“More the second, I guess, ” he shrugs. “I suppose it doesn’t have to be me, but it’s gotta be somebody, so it may as well be.” The bug Forsyth had swatted finds a new perch on the tip of his nose, and he scrunches his face in annoyance, attempting to wiggle it away without lifting his sore arms. “Beats bein’ a carpenter or sweepin’ a tavern floor. I ain’t’ got a whole lot of other marketable skills, and food and ale don’t pay for themselves.”
It’s what he’s always said- that he works enough to keep a full belly and a bed under him, and that’s it. It’s not really true anymore- if it was, he probably would be a carpenter, and likely wouldn’t have a still-aching slice out of his arm. It would be an easier life, but monotonous, purposeless. And maybe he doesn’t completely hate that this gives him purpose. He doesn’t respond to Forsyth’s praise, but doesn’t roll his eyes either, just… accepts it, for once.
He lets the final question hang for a moment, finding himself without a ready answer. “I guess so. Not like I have much to compare it to.” And he doesn’t, he realizes- at least not since they were children, and those memories are hazy fragments that at times barely feel real. Has he ever been happy? His final years at home had been miserable, the militia not much better. The Deliverance had been…well, a lot of things, but the constant threat of violent death hadn’t lent itself to feeling especially content. He’s always just carved out bits of happiness where he can find them- in decent food or strong drink, in a warm body for the night, in teaching the village boys a bawdy song or a particularly good prank to play on Clive. In lazing around watching Forsyth train in the early morning, or squishing too close to him around the campfire at night. So much of it came from him.
“Could be happier, but…” He trails off. Forsyth is right- maybe not about “meant to be,” he still doesn’t believe in that- but that things are what they are and will never be perfect. In some ideal world, maybe they would want the same things, but this one isn’t and has never been ideal.
This will have to be enough.
He shakes his head, dislodging both the persistent gnat and his train of thought.

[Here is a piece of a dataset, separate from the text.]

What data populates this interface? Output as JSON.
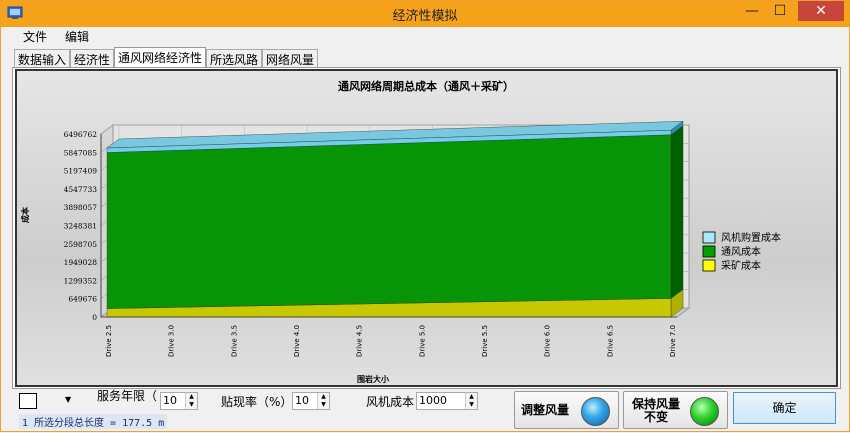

The fever is making him maudlin. His lips curl back into their usual smirk. “Be happier if you kissed me.”
Normally, Forsyth would have snapped at that comment - Python, this is serious! - but this time, head heavy with the air in the barn and thoughts half-clouded, he simply smiled. Leaning over, he gave Python a long and lingering kiss, their lips clinging to each other momentarily as he pulled away. He lay his head back on the hay, still clenching Python’s hand and rubbing his thumb across the archer’s roughened palm.
The visions he’d had in his younger days still declined to leave him, haunting his mind like ghosts. They were on horseback, the two of them, clad in the armour of Zofian knights; his horse covered in resplendent green, Python’s a vibrant, sea-coloured blue. In their hands they carried standards graced with the image of the white tree, and they rode out together in search of some evildoers to fight, or a village to save.
It would never happen. But he could still see it, just out of his mind’s eye.
He sighed. “Well, I am glad to hear it, Python. If we had come all this way and you were still unhappy… I admit, I would be somewhat at a loss.”
A bird shrieked noisily outside. Probably a raven, he thought. They had always plagued the village’s crops, even back when they were children. Fitting, he thought, that some things never change.
His mind turned again, and he found himself looking at Python, who was nothing more than a shadow in the near-darkness. “But there will come a time when we can no longer fight,” he continued. “I wonder. What will we do then?”